I presented the BI argument to someone whose judgment I trust and whose opinion I respect, and his response was this: if America agrees to give all of its citizens over the age of 21 $6000+ a year, it had better take actual drastic measures to curtail immigration both legal and illegal, because even more people will come to America (and become citizens) than already do. Those worldwide who make less than that per year, which is hundreds of millions, will think "now we really have nothing to lose by going to America." My response was that the US would have to create stringent guidelines around who exactly could get this money -- people who could clearly prove citizenship, people who had been citizens for X years, etc. But that somewhat defeats the purpose of so-called 'no strings attached' money. Just words for thought. I'm still hashing out what I think about this issue.
The conservatives often harsh on the "freeloaders" drawn to the safety net in The Netherlands. I haven't looked at it in years and can't speak authoritatively, but your friend's response is one that tracks with reality. What the actual numbers are I couldn't tell you and am fully prepared to believe in smoke and mirrors. As per usual, the tricky bit is in the numbers: the author points out that a basic income in the Netherlands would cost 1/3 of NL's GDP. Not defense budget, not overall tax burden, GDP. In the US, similar measures (give everybody the poverty line) would cost $3.5T, or 25% of our $15T GDP… AKA 5x the defense budget. You don't get there with a flagrantly socialist tax structure, and that's a tough row to hoe from here in the land of Reaganomics.
I read that even if we axed every social welfare program that you can name, we'd still only be halfway or less to 'give everyone the poverty line'. That's why I've been operating on an estimate of $6000 when I talk about it. Not like this'll happen in the US anyway.
I agree 100%, yet I still find the discussion interesting. The Great Republican Die Off is coming, and I wonder what a generation of under-employed, over-educated people are going to bring with them.
Reading about the youth Republican movement -- such as it is -- is very interesting. There's a small crop of young GOPers who have sane social policies and also have sane economic policies. They don't have power at the moment because not enough old fucks have died but in 15-20 years maybe discourse will be level again. In other words, futurists, don't solve aging just yet...

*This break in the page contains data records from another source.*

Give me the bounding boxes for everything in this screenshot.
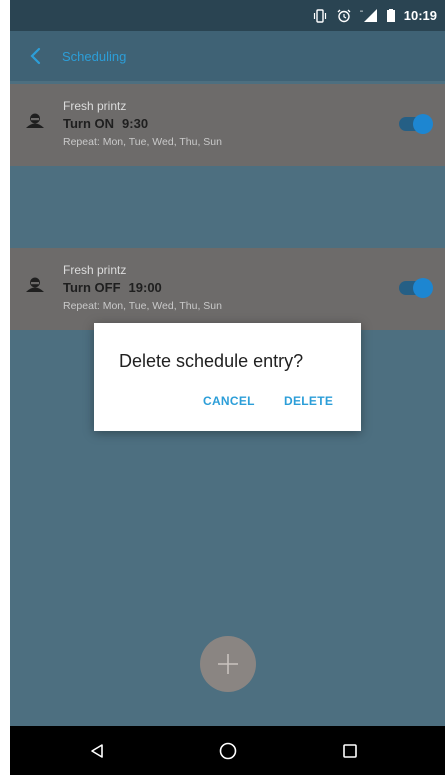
- alarm-icon: [337, 9, 351, 23]
- entry-device-name: Fresh printz: [63, 263, 127, 277]
- back-button[interactable]: [10, 31, 60, 81]
- recents-square-icon: [343, 743, 357, 758]
- toggle-knob: [413, 278, 433, 298]
- toggle-knob: [413, 114, 433, 134]
- nav-back-button[interactable]: [67, 726, 127, 775]
- add-schedule-button[interactable]: [200, 636, 256, 692]
- cancel-button[interactable]: CANCEL: [203, 394, 255, 408]
- home-circle-icon: [219, 742, 237, 759]
- entry-action-label: Turn ON: [63, 116, 115, 131]
- status-bar: "' 10:19: [10, 0, 445, 31]
- entry-toggle[interactable]: [399, 278, 433, 298]
- entry-action-label: Turn OFF: [63, 280, 121, 295]
- entry-action: Turn OFF 19:00: [63, 280, 162, 295]
- schedule-entry[interactable]: Fresh printz Turn OFF 19:00 Repeat: Mon, …: [10, 248, 445, 330]
- back-triangle-icon: [91, 743, 103, 758]
- dialog-title: Delete schedule entry?: [119, 351, 304, 371]
- plus-icon: [218, 654, 238, 674]
- status-time: 10:19: [403, 8, 437, 23]
- device-person-icon: [26, 113, 44, 134]
- svg-text:"': "': [360, 11, 363, 17]
- entry-repeat: Repeat: Mon, Tue, Wed, Thu, Sun: [63, 300, 222, 312]
- nav-recents-button[interactable]: [320, 726, 380, 775]
- entry-repeat: Repeat: Mon, Tue, Wed, Thu, Sun: [63, 136, 222, 148]
- device-person-icon: [26, 277, 44, 298]
- device-frame: "' 10:19 Scheduling Fresh printz Turn ON…: [0, 0, 445, 775]
- page-title: Scheduling: [62, 48, 127, 64]
- screen: "' 10:19 Scheduling Fresh printz Turn ON…: [10, 0, 445, 775]
- entry-time: 19:00: [128, 280, 162, 295]
- entry-action: Turn ON 9:30: [63, 116, 148, 131]
- signal-icon: "': [360, 9, 378, 22]
- vibrate-icon: [312, 8, 328, 23]
- nav-home-button[interactable]: [198, 726, 258, 775]
- entry-device-name: Fresh printz: [63, 99, 127, 113]
- entry-time: 9:30: [122, 116, 149, 131]
- schedule-entry[interactable]: Fresh printz Turn ON 9:30 Repeat: Mon, Tu…: [10, 84, 445, 166]
- delete-button[interactable]: DELETE: [284, 394, 333, 408]
- app-bar: Scheduling: [10, 31, 445, 81]
- battery-icon: [386, 9, 395, 22]
- navigation-bar: [10, 726, 445, 775]
- delete-confirm-dialog: Delete schedule entry? CANCEL DELETE: [94, 323, 361, 431]
- entry-toggle[interactable]: [399, 114, 433, 134]
- back-arrow-icon: [30, 47, 41, 65]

Tom Hartmann (there I go again) said that it makes a lot more sense to reform existing parties than it does to form splinter parties, and that due to the electoral college, no more than two parties will ever work in the United States. He made the point that it is to the benefit of Democrats everywhere to work to create a sane adversarial party so that Democrats can battle policy choices, rather than dyed-in-the-wool insanity.